Get output from log file.

Arguments:

  • filename - A string of the log file name.
  • time_budget - A float of the time budget in seconds.

Returns:

  • search_time_list - A list of the finished time of each logged iter.
  • best_error_list - A list of the best validation error after each logged iter.
  • error_list - A list of the validation error of each logged iter.
  • config_list - A list of the estimator, sample size and config of each logged iter.
  • logged_metric_list - A list of the logged metric of each logged iter.

concat

def concat(X1, X2)

concatenate two matrices vertically.

DataTransformer Objects

class DataTransformer()

Transform input training data.

fit_transform

def fit_transform(X: Union[DataFrame, np.ndarray], y, task: Union[str, "Task"])

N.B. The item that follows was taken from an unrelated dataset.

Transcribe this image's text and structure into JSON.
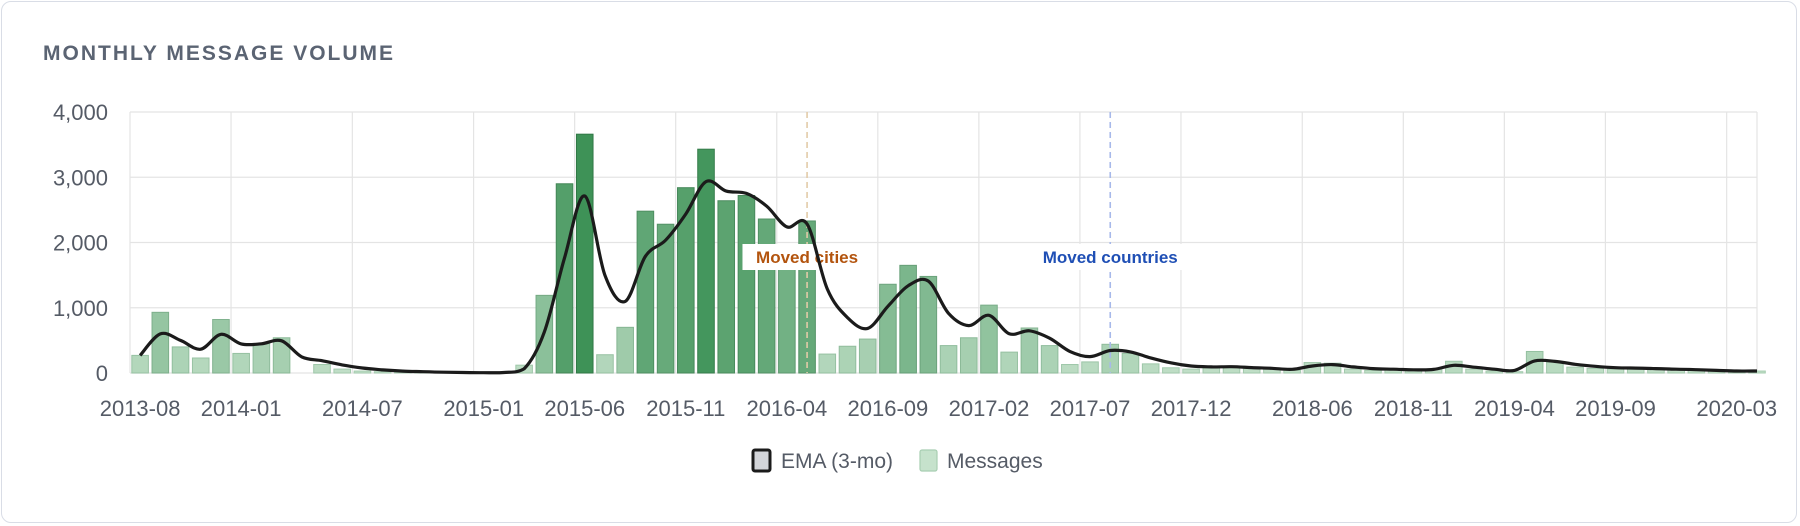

Fit transformer and process the input training data according to the task type.

Arguments:

  • X - A numpy array or a pandas dataframe of training data.
  • y - A numpy array or a pandas series of labels.
  • task - An instance of type Task, or a str such as 'classification', 'regression'.

Returns:

  • X - Processed numpy array or pandas dataframe of training data.
  • y - Processed numpy array or pandas series of labels.

transform

def transform(X: Union[DataFrame, np.array])

Process data using fit transformer.

Arguments:

  • X - A numpy array or a pandas dataframe of training data.

Returns:

  • X - Processed numpy array or pandas dataframe of training data.